Enoの音楽日記

オペラ、コンサートを中心に、日々の感想を記します。

藤岡幸夫/東京シティ・フィル

2017年07月23日 | 音楽
 藤岡幸夫が客演指揮する東京シティ・フィルへ。わたしの友人は同じ時間に上岡敏之/新日本フィルへ行き、また別の会場ではヤクブ・フルシャ/都響もある。1時間遅れで川崎ではジョナサン・ノット/東響があるという盛況ぶり。

 藤岡幸夫/東京シティ・フィルの1曲目は、ヘンリー・パーセルの「シャコンヌ」。ベンジャミン・ブリテンが弦楽合奏用に編曲したもの。古風な美しい曲だ。原曲は4台のヴィオールのための曲(プログラム・ノートより)。ブリテンがどんな機会に編曲したのか、オールドバラ音楽祭で演奏するためだったのか‥と思いながら聴いた。

 2曲目はショスタコーヴィチのヴァイオリン協奏曲第1番。ヴァイオリン独奏は木嶋真優。木嶋真優はこの曲を弾いて2016年第1回上海アイザック・スターン国際ヴァイオリン・コンクールで優勝したとのこと。

 緩―急―緩―急の4楽章からなるその第1楽章が始まると、木嶋真優のじっくりと落着いた存在感のある演奏に惹きこまれた。第2楽章はもう少し凄味があってもよいような気がしたが、第3楽章でまたじっくりと音楽の内実を見つめるような演奏になり、後半の長大なカデンツァには息を飲んだ。
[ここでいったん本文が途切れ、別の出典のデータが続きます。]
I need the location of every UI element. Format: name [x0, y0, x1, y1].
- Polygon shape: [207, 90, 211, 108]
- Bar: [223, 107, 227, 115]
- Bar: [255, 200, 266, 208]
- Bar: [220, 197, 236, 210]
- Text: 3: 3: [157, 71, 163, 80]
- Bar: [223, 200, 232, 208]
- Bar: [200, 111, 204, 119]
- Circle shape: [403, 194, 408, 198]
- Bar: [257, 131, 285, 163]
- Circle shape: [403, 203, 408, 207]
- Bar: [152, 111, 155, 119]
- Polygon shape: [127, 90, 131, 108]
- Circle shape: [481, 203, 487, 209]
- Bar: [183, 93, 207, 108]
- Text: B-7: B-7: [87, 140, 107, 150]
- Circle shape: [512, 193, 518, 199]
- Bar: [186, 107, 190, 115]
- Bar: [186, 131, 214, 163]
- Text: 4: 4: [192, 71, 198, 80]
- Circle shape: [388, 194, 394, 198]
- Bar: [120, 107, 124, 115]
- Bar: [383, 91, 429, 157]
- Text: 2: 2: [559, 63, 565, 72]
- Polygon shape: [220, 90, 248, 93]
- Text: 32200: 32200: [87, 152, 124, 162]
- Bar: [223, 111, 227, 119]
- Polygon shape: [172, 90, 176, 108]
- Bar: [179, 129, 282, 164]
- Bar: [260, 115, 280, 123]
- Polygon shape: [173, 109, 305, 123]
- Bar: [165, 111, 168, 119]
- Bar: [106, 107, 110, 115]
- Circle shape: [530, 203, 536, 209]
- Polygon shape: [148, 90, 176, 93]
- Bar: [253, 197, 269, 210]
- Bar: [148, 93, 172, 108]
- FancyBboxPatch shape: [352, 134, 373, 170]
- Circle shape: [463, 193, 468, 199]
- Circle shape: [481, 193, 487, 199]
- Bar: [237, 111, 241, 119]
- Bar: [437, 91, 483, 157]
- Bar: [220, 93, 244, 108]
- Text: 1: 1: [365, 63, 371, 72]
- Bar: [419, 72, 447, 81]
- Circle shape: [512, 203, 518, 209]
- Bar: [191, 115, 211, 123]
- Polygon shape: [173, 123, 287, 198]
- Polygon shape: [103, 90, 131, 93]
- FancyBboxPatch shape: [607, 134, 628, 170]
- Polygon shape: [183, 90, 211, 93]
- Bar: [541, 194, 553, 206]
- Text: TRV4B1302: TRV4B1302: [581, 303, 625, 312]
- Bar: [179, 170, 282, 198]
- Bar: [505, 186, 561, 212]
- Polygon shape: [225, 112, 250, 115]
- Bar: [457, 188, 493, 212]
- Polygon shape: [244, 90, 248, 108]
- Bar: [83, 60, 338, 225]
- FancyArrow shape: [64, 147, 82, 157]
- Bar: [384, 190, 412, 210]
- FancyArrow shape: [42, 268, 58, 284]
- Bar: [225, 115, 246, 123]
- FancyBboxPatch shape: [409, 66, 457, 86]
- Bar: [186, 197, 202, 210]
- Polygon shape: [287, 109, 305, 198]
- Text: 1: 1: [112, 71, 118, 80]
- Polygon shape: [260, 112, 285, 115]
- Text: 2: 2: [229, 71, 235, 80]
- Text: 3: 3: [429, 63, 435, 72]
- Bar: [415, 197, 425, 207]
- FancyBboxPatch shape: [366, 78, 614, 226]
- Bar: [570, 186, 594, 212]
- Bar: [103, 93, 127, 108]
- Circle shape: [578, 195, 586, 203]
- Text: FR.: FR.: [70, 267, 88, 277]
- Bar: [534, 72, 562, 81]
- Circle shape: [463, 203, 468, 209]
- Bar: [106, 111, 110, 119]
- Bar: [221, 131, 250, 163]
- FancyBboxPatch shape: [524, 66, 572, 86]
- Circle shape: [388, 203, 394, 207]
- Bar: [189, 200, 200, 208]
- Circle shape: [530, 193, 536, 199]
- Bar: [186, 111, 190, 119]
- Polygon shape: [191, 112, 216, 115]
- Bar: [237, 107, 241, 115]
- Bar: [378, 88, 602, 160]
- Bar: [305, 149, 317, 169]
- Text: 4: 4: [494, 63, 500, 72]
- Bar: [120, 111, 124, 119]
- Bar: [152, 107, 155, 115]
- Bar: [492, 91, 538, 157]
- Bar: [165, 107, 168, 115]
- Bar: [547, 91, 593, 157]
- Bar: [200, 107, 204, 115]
第4楽章では第2楽章の不満を吹き飛ばすようなスリリングな演奏が展開した。

 木嶋真優は2012年にケルン音楽大学を首席で卒業し、2015年には同大学院を「満場一致の首席で卒業」した。清楚な感じのする好感度の高い人。今後本格的な演奏家に育ってほしいと思う。

 3曲目はエルガーの交響曲第1番。久しぶりに聴いたせいか、第1楽章では細部にいろいろなエピソードが出てくることが、思いがけない発見だった。ちょうど山道を歩いていて、お花畑に出会うような感じだった。

 久しぶりに聴いたせいか、と書いてしまったが、それよりも、藤岡幸夫がこの曲を熟知し、東京シティ・フィルとニュアンス豊かな演奏を展開したことの方が大事だった。それは第2楽章以下も続き、確信に満ちた名演となった。

 わたしはとくに第3楽章アダージョの最後の部分に溜息が出る想いがした。終わるようで終わらない、まるで終わるのを惜しむような、エルガー特有の終わり方。イギリスの田園に一人たたずみ、遠くの山並みに日が沈むのを最後まで見ているような音楽。ヴァイオリン協奏曲の第2楽章などもそうだが、エルガーにしか書けない音楽だ。演奏も緊張感が途切れなかった。